The way GoogleAnalytics uses is probably the easiest to do, technically: have a script on each site that will report back to you on page access.

The downside to this: you need the sites' participation - the site itself has to embed your tracking code (that's the urchin.js script et al).

Piskvor
+5  A: 

If you want to measure traffic you need a way of counting the number of times a specific website is used by end users.

There are basically 5 places to do make measurements:

  1. Modify the website to retrieve 'something extra' and count that (i.e. the way omniture and the likes work).
  2. Change something in the browser (like the plugin Alexa uses).
  3. Wiretap the network (at ISP level)
  4. Wiretap the network (at application hosting provider level)
  5. Change the server application and let it log the usage itself.
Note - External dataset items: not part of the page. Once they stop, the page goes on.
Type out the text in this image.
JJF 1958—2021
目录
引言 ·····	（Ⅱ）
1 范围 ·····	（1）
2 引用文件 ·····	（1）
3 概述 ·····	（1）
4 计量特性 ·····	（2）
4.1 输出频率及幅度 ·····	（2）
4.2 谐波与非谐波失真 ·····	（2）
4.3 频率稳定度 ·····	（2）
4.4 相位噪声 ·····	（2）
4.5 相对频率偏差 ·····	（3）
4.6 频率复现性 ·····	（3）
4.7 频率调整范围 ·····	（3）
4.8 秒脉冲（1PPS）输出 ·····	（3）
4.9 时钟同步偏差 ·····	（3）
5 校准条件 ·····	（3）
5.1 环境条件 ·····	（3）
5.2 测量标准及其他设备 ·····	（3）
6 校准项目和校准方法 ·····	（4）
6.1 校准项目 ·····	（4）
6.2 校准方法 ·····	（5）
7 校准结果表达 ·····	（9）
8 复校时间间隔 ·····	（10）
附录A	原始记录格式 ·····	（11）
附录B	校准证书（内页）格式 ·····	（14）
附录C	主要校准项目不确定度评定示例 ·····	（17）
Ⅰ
In all but the last two options you're not measuring at all. You're measuring something for which you assume some kind of relation ship with what really happens. So in reality you're reporting more on your assumptions then on your measurements.

  • Omniture assumes that it counts all visitors... Except the ones who have "addblock plus", or a browser that is a bit too old for the javascript, or are google bots, or are deliberately trying to overload a site ... etc.
  • Alexa assumes that the users of their plugin are representative for the 'whole' internet. Sure ....

The only reliable way of doing website statistics is by making technical changes at the actual location where those websites are hosted. And I'm convinced Alexa won't let you do that.

So "Can you write" such a program? Sure you can. The 'only' issue is getting it deployed in a place where you can get useful numbers.

Niels Basjes
Great discussion of the underlying assumptions.
Piskvor
A: 

If you have a team of good programmers, you probably can write a program, because Alexa and ComScore did it.

You can't count traffic for any site you like, not sitting in the middle of backbone, nor from home. You need to sit in front of every site you like to count, or in front of every visitor of that site.